Новые подозрения возникли у него в голове. Значит, уже три дня назад Маршан решил, что именно в этот день ему понадобятся новые ботинки!
— Маршан, — сказал император, — ты человек огромного ума.
— Все мне говорят об этом, сир, — ответил верный слуга, преданно и искренне глядя на него. Наполеон встретил его взгляд лёгкой, понимающей улыбкой.
— Башмаки хорошо сидят, — только и сказал он.
— Рад слышать это, сир, — произнёс Маршан, очень
Новые башмаки были его маленьким личным вкладом в великое дело.
Али с удивлением наблюдал за происходящим.
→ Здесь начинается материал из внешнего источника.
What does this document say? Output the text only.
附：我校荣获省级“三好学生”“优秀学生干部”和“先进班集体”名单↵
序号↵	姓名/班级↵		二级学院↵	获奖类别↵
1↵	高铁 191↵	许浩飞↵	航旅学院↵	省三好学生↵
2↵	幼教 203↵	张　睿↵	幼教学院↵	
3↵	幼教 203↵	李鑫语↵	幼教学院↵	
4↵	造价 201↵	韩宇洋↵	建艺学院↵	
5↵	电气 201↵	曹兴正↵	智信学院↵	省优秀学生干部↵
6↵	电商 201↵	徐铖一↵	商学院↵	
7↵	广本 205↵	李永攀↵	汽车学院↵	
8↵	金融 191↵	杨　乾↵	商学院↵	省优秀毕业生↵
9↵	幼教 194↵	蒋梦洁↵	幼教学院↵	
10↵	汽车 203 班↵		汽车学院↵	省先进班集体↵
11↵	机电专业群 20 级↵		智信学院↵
Затем шла очередь очень тонкого шейного платка из муслина, а поверх него надевался тугой воротник из чёрного шёлка, очень высокий и достаточно широкий. Следом Наполеон надел свежий жилет из белого кашемира. Почти каждое утро он менял жилеты, как и бриджи. Это было просто необходимо, так как к своей одежде он относился не очень внимательно, например, когда писал, забрызгивал чернилами всё вокруг. В былые времена каждый год для него заказывалось по сорок восемь перемен одних и тех же одежд. На Эльбе он не мог позволить себе такой гардероб. Маршан устроил так, что в этот день у него было всё свежее. Воистину он был человеком огромного ума.
Поверх жилета Наполеон пристегнул портупею. У него их было великое множество. Сегодня он отверг портупею со сложным орнаментом из орлиных голов и сплетённых змеиных колец, на которой красовались две огромные буквы «NS», а также портупеи из тёмно-красного шёлка и кожи оленя, украшенной золотом. Были выбраны обычная портупея из чёрной кожи и шпага, которая была с ним при Аустерлице.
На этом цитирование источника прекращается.